John Effingham poussa un profond gémissement, et quand Paul, au comble de la surprise, fit un pas en arrière, il vit que le visage de son ami était livide, et que sa main, qui tenait le portrait, tremblait comme la feuille.

— Vous trouvez-vous mal, mon cher monsieur Effingham ?

— Non, non, cela est impossible ! s’écria John sans répondre à cette question. Cette dame n’a jamais eu d’enfant. Vous avez été trompé par quelque ressemblance réelle ou imaginaire. Ce portrait est à moi, et il n’a pas été un instant hors de ma possession depuis vingt-cinq ans.

— Je vous demande pardon, Monsieur, mais je suis sûr que c’est le portrait de ma mère, celui que j’ai perdu à bord du Montauk.

Le regard que John jeta sur le jeune homme était celui d’un homme épuisé de souffrance. Paul allait tirer le cordon de la sonnette, mais un geste de son ami le lui défendit.
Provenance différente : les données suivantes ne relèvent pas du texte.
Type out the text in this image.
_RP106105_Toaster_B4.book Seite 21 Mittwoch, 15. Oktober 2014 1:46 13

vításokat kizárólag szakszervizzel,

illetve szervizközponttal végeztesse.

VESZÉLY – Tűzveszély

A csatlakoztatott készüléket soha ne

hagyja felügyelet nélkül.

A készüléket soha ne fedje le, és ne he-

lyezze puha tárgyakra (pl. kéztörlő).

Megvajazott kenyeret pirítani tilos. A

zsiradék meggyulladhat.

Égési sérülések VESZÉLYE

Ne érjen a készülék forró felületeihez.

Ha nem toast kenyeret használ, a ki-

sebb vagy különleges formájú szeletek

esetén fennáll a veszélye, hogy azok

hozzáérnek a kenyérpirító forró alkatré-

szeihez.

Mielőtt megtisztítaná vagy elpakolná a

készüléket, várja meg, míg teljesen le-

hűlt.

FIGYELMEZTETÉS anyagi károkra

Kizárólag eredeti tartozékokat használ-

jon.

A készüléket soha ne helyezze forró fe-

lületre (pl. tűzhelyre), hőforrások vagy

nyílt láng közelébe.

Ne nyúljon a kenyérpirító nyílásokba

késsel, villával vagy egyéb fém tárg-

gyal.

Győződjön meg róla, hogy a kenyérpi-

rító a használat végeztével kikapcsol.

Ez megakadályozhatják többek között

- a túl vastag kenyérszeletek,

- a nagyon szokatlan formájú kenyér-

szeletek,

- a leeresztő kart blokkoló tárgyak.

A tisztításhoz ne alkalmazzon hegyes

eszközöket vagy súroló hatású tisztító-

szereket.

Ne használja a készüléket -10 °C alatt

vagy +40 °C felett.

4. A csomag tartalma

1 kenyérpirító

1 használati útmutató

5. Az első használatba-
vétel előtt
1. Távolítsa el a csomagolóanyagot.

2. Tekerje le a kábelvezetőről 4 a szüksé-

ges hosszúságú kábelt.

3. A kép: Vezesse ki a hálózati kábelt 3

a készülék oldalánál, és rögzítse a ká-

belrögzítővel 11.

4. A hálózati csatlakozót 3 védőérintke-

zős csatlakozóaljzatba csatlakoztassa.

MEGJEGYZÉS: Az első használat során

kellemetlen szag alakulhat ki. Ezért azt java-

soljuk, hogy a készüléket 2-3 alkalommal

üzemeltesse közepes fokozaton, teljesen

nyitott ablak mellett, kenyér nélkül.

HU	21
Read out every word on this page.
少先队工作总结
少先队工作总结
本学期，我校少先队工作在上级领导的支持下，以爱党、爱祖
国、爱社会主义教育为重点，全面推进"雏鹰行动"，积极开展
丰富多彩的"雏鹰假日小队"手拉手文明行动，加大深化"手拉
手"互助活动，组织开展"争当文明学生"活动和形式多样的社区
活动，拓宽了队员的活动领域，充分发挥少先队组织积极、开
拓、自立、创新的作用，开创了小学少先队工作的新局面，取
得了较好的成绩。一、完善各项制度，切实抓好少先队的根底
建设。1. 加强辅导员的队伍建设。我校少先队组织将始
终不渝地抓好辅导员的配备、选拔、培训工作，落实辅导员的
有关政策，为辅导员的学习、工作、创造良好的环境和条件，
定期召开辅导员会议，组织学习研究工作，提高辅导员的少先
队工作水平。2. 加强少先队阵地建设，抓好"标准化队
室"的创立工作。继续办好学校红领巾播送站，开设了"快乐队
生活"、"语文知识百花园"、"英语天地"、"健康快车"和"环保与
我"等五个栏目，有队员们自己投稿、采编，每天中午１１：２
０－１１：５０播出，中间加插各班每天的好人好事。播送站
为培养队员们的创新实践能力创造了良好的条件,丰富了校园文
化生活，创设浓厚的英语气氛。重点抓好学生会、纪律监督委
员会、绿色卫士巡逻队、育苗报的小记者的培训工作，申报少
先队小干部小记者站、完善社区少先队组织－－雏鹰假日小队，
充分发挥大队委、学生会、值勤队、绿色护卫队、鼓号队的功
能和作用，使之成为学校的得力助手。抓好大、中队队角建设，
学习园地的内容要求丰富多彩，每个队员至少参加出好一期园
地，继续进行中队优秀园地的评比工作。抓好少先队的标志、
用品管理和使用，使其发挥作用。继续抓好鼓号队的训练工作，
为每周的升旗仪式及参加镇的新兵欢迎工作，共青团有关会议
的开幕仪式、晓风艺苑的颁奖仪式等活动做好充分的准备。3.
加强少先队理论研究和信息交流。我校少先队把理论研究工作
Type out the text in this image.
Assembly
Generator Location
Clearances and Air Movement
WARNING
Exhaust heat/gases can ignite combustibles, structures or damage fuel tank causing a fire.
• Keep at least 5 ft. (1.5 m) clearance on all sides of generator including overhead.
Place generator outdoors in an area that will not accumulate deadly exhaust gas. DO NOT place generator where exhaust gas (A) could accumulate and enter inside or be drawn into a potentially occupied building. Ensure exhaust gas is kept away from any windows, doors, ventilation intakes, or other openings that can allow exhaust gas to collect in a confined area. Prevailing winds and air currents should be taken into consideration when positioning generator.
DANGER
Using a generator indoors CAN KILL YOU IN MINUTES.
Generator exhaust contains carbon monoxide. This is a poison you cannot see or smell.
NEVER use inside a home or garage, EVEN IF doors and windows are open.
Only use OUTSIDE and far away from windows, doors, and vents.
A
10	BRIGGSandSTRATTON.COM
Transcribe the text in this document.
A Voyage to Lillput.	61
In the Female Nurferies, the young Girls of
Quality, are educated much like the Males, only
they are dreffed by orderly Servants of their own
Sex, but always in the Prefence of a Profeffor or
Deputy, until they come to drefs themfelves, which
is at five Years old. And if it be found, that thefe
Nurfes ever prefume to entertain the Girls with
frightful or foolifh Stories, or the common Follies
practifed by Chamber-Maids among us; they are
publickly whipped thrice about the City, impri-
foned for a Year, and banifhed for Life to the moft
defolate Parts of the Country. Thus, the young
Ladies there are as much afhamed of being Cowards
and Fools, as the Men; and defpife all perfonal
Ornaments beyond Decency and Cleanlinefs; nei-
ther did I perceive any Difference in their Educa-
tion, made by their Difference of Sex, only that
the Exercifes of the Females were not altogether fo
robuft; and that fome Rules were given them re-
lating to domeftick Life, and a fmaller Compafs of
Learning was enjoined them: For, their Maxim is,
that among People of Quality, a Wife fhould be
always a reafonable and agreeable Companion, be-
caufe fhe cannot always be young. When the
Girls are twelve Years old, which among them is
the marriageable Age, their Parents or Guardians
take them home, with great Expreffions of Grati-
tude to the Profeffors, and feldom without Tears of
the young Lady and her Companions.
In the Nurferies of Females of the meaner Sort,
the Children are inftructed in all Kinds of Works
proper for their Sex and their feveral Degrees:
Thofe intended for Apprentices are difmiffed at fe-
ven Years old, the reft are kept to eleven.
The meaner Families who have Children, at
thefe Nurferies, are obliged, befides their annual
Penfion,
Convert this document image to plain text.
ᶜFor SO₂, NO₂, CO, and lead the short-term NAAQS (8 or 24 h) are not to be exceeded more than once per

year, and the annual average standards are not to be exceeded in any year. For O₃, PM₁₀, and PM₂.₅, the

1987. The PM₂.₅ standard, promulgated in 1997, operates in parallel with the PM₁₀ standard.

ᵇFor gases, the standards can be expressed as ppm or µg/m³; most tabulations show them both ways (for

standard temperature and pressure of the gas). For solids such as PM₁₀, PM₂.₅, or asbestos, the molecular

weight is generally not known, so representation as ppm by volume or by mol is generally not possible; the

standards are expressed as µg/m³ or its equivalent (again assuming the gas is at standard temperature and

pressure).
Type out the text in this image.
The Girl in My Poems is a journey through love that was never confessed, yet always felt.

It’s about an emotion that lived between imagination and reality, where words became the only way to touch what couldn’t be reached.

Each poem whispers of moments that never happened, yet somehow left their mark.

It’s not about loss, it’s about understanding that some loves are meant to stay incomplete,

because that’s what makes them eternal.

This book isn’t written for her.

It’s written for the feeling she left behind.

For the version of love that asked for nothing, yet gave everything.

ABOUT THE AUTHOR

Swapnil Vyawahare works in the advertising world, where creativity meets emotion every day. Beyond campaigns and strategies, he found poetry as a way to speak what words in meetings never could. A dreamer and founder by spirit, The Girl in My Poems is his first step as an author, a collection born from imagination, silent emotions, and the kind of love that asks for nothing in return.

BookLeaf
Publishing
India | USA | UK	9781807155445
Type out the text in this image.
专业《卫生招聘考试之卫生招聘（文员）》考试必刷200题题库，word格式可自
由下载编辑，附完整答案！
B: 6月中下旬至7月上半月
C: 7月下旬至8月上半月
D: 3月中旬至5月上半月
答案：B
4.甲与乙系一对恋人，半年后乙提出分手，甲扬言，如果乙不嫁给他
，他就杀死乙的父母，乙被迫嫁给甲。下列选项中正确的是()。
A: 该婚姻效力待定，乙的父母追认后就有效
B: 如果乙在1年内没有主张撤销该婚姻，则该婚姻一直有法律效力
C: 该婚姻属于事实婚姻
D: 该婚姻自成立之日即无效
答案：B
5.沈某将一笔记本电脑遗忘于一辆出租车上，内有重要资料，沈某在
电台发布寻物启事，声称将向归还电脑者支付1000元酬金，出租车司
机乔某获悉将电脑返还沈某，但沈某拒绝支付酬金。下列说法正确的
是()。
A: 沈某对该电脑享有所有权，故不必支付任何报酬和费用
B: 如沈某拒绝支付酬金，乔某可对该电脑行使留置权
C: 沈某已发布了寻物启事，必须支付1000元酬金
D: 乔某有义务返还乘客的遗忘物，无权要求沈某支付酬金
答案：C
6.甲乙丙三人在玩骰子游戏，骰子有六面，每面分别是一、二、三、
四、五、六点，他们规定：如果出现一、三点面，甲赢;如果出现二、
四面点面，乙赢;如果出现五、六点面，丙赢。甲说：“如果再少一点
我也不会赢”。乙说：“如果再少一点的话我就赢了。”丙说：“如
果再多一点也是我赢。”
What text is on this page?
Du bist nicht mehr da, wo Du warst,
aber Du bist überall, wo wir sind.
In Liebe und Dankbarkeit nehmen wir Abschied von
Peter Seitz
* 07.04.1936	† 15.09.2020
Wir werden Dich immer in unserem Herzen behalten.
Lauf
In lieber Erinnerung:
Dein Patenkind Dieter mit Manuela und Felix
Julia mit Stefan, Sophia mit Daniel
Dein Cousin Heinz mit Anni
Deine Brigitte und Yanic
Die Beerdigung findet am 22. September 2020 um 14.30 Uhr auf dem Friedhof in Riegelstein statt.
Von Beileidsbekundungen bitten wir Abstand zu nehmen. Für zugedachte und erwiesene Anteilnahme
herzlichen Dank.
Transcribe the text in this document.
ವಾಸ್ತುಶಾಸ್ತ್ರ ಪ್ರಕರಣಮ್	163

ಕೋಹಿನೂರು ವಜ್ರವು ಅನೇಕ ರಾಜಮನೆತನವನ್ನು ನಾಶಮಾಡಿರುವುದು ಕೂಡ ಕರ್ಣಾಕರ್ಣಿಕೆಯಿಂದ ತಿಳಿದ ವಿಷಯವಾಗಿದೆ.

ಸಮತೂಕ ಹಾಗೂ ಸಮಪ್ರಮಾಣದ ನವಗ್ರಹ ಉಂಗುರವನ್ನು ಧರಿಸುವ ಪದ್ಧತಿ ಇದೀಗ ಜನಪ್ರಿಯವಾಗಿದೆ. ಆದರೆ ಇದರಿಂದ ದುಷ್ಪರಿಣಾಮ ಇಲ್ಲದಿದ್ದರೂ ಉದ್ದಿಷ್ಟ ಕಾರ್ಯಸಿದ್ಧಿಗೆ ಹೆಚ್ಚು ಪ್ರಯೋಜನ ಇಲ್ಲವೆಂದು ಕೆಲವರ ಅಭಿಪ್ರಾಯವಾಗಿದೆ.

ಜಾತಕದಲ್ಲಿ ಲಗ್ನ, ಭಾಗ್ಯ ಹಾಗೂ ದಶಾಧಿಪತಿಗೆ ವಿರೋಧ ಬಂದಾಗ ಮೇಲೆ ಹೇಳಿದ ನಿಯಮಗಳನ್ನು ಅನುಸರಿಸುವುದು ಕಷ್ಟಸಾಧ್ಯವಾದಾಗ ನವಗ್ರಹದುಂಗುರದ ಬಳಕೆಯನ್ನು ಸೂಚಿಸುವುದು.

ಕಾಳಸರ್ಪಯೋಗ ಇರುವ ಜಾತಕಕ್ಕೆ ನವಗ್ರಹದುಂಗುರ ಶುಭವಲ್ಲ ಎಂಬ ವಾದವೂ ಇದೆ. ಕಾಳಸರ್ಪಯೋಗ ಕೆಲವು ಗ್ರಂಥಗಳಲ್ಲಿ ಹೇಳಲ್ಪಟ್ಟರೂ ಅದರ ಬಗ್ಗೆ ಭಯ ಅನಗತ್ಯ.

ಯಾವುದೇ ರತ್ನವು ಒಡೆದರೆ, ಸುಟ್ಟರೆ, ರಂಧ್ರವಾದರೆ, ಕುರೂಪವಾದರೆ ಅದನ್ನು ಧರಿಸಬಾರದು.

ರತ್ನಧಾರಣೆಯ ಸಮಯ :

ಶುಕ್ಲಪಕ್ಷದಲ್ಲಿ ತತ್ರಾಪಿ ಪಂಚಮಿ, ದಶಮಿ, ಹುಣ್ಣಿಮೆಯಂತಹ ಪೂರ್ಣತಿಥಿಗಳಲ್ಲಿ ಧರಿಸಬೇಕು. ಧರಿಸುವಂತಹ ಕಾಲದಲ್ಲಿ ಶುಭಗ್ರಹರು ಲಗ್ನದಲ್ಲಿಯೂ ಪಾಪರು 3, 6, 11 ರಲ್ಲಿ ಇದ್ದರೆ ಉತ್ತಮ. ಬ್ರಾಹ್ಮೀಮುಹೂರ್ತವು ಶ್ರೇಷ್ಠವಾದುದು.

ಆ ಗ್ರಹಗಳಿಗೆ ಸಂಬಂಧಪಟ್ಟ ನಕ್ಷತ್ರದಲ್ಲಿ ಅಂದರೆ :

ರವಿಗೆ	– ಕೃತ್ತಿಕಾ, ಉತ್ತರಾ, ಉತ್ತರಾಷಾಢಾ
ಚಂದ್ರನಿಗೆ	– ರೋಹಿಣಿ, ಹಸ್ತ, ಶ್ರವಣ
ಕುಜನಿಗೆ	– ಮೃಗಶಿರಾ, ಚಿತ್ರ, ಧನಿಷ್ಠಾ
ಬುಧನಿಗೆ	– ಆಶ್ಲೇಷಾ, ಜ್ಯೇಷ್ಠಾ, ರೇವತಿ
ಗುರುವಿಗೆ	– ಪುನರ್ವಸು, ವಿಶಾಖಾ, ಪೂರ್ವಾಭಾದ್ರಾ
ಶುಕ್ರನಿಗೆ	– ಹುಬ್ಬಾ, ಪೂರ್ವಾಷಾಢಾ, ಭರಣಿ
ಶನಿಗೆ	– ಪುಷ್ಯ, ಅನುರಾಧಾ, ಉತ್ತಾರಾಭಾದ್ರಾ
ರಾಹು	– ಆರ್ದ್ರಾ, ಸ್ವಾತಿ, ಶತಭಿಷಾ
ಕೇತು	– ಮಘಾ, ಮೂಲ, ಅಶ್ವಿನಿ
— Voyez ! dit John Effingham du même ton ; et touchant un ressort secret, il lui fit voir, derrière le portrait, un chiffre en cheveux formé des lettres initiales de deux noms. Ceci est-il aussi à vous ?

Paul parut surpris et désappointé.

— Cela décide certainement la question, dit-il, car ma miniature ne contenait rien de semblable ; et cependant je crois encore que ces traits doux et pensifs sont ceux de ma mère.

John Effingham fit un effort pour paraitre calme. Il remit les deux miniatures dans le nécessaire, y prit la clef de son secrétaire, et en tirant le portefeuille, il le remit à Paul qui en avait la clef, en lui faisant signe de l’ouvrir. Il se jeta ensuite machinalement sur un fauteuil, comme si son esprit et son corps n’eussent eu aucun rapport ensemble.